The prestigious American Academy of Pediatrics is out with a new study imploring parents not to allow their kids to use marijuana, warning that consumption in the teen years could have a dire impact on brain development.
The report, titled, “Counseling Parents and Teens About Marijuana Use in the Era of Legalization of Marijuana,” will appear in the March 2017 journal Pediatrics, cautioning parents that, as marijuana legalization forges on, there’s much to be concerned about.
“Marijuana is not a benign drug, especially for teens,” Dr. Seth D. Ammerman, MD, co-author of report, said in a statement announcing the results. “Their brains are still developing, and marijuana can cause abnormal and unhealthy changes.”
In fact, the human brain develops into the 20s, and some studies have found that marijuana use 10 times a month or more could impact portions of the brain that handle memory and planning, The Associated Press reported.
That said, moves to legalize the drug have been successful in a number of U.S. states, including Washington and Colorado.
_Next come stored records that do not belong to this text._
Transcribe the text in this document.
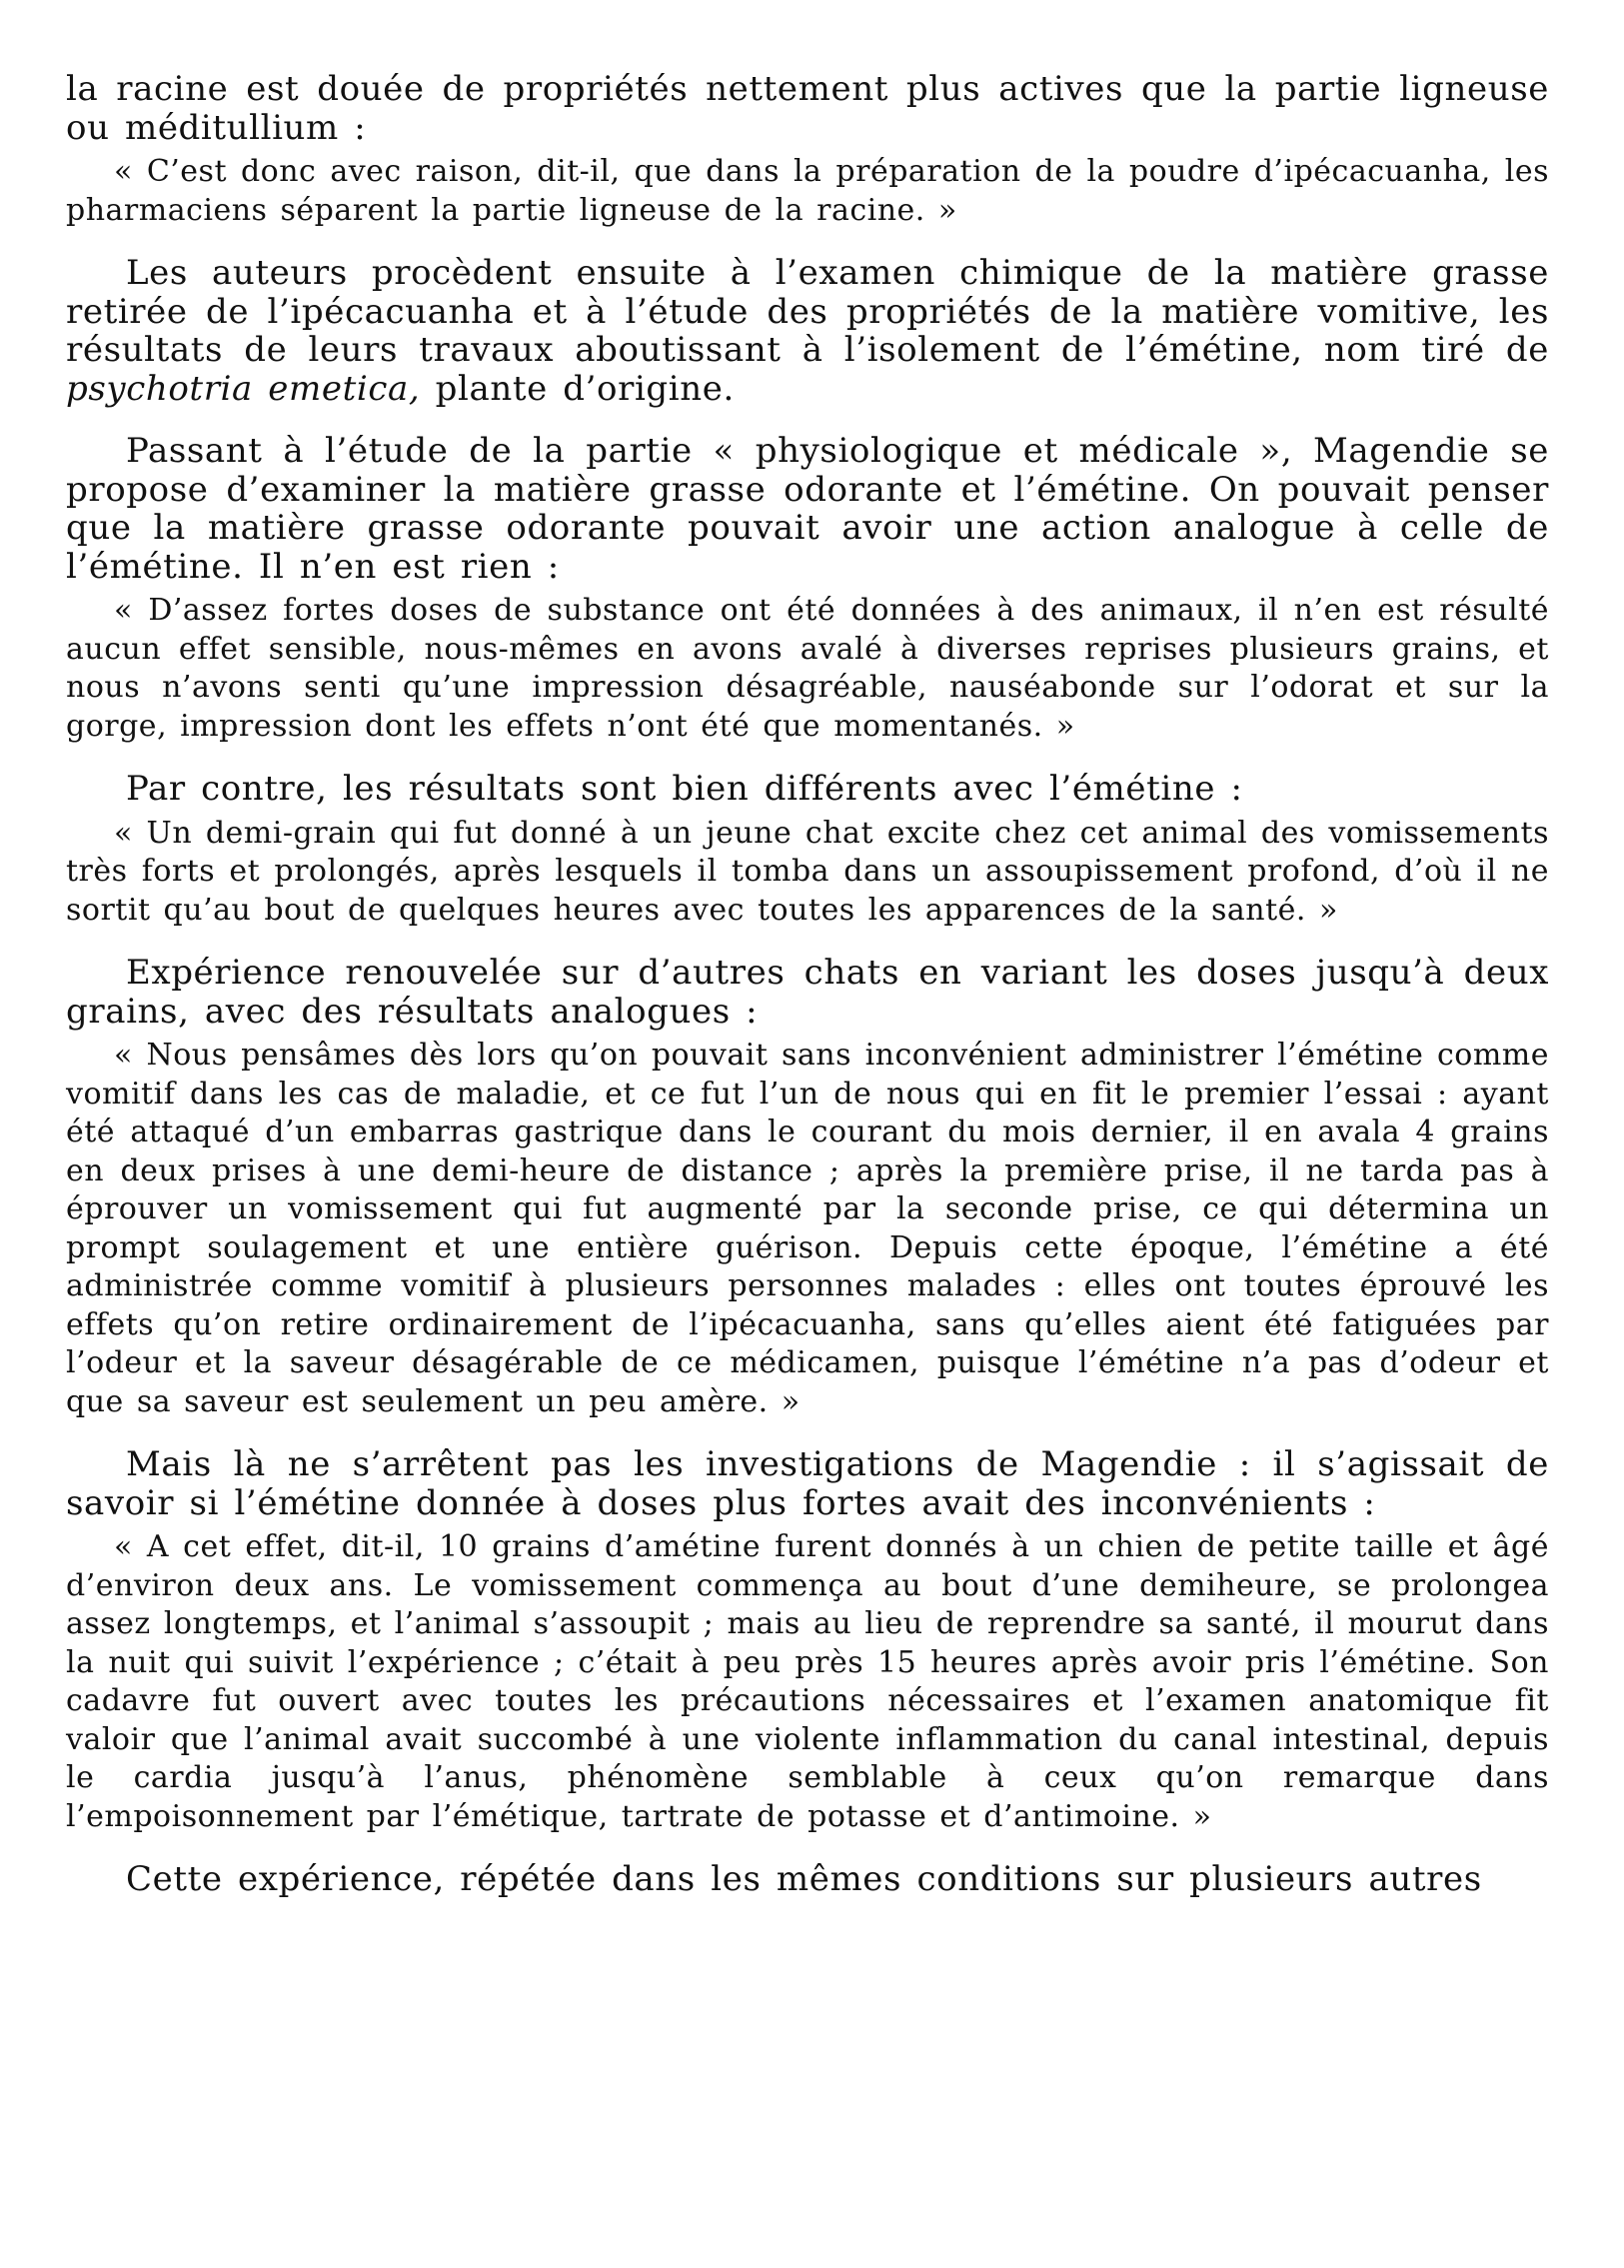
la racine est douée de propriétés nettement plus actives que la partie ligneuse ou méditullium :

« C’est donc avec raison, dit-il, que dans la préparation de la poudre d’ipécacuanha, les pharmaciens séparent la partie ligneuse de la racine. »

Les auteurs procèdent ensuite à l’examen chimique de la matière grasse retirée de l’ipécacuanha et à l’étude des propriétés de la matière vomitive, les résultats de leurs travaux aboutissant à l’isolement de l’émétine, nom tiré de psychotria emetica, plante d’origine.

Passant à l’étude de la partie « physiologique et médicale », Magendie se propose d’examiner la matière grasse odorante et l’émétine. On pouvait penser que la matière grasse odorante pouvait avoir une action analogue à celle de l’émétine. Il n’en est rien :

« D’assez fortes doses de substance ont été données à des animaux, il n’en est résulté aucun effet sensible, nous-mêmes en avons avalé à diverses reprises plusieurs grains, et nous n’avons senti qu’une impression désagréable, nauséabonde sur l’odorat et sur la gorge, impression dont les effets n’ont été que momentanés. »

Par contre, les résultats sont bien différents avec l’émétine :

« Un demi-grain qui fut donné à un jeune chat excite chez cet animal des vomissements très forts et prolongés, après lesquels il tomba dans un assoupissement profond, d’où il ne sortit qu’au bout de quelques heures avec toutes les apparences de la santé. »

Expérience renouvelée sur d’autres chats en variant les doses jusqu’à deux grains, avec des résultats analogues :

« Nous pensâmes dès lors qu’on pouvait sans inconvénient administrer l’émétine comme vomitif dans les cas de maladie, et ce fut l’un de nous qui en fit le premier l’essai : ayant été attaqué d’un embarras gastrique dans le courant du mois dernier, il en avala 4 grains en deux prises à une demi-heure de distance ; après la première prise, il ne tarda pas à éprouver un vomissement qui fut augmenté par la seconde prise, ce qui détermina un prompt soulagement et une entière guérison. Depuis cette époque, l’émétine a été administrée comme vomitif à plusieurs personnes malades : elles ont toutes éprouvé les effets qu’on retire ordinairement de l’ipécacuanha, sans qu’elles aient été fatiguées par l’odeur et la saveur désagérable de ce médicamen, puisque l’émétine n’a pas d’odeur et que sa saveur est seulement un peu amère. »

Mais là ne s’arrêtent pas les investigations de Magendie : il s’agissait de savoir si l’émétine donnée à doses plus fortes avait des inconvénients :

« A cet effet, dit-il, 10 grains d’amétine furent donnés à un chien de petite taille et âgé d’environ deux ans. Le vomissement commença au bout d’une demiheure, se prolongea assez longtemps, et l’animal s’assoupit ; mais au lieu de reprendre sa santé, il mourut dans la nuit qui suivit l’expérience ; c’était à peu près 15 heures après avoir pris l’émétine. Son cadavre fut ouvert avec toutes les précautions nécessaires et l’examen anatomique fit valoir que l’animal avait succombé à une violente inflammation du canal intestinal, depuis le cardia jusqu’à l’anus, phénomène semblable à ceux qu’on remarque dans l’empoisonnement par l’émétique, tartrate de potasse et d’antimoine. »

Cette expérience, répétée dans les mêmes conditions sur plusieurs autres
— Amer Acad Pediatrics (@AmerAcadPeds) February 28, 2017
“Many states have recently made significant changes to their legislation making recreational and/or medical marijuana use by adults legal,” the report’s abstract reads. “Although these laws, for the most part, have not targeted the adolescent population, they have created an environment in which marijuana increasingly is seen as acceptable, safe, and therapeutic.”
And while many say addiction to marijuana isn’t possible, the medical organization disagrees, warning that the concentration of tetrahydrocannabinol, also known as THC, has tripled from 4 percent in 1995 to 12 percent in 2014, and that some strains go as high as 20 percent, putting people at increased risk of addiction and overdose.
It’s with this in mind that Dr. Sheryl A. Ryan, lead author of the report, told The Associated Press that “today’s marijuana is much more potent and potentially riskier.”
But as problems are reportedly increasing, kids between the ages of 12 and 17 are actually much less likely than they were a decade ago to see “great risk” in smoking the drug, with that proportion going down from 55 percent to 41 percent, according to a press release announcing the report.
The American Academy of Pediatrics is hoping to help parents better navigate the issue through education, encouraging pediatricians to talk to teens and parents, alike, about the risks.
“Parents who use marijuana themselves may not fully realize the effect this can have on their children,” Ryan said in a statement. “Seeing parents use marijuana makes kids more likely to use it themselves, whether or not their parents tell them not to, because actions speak louder than words.”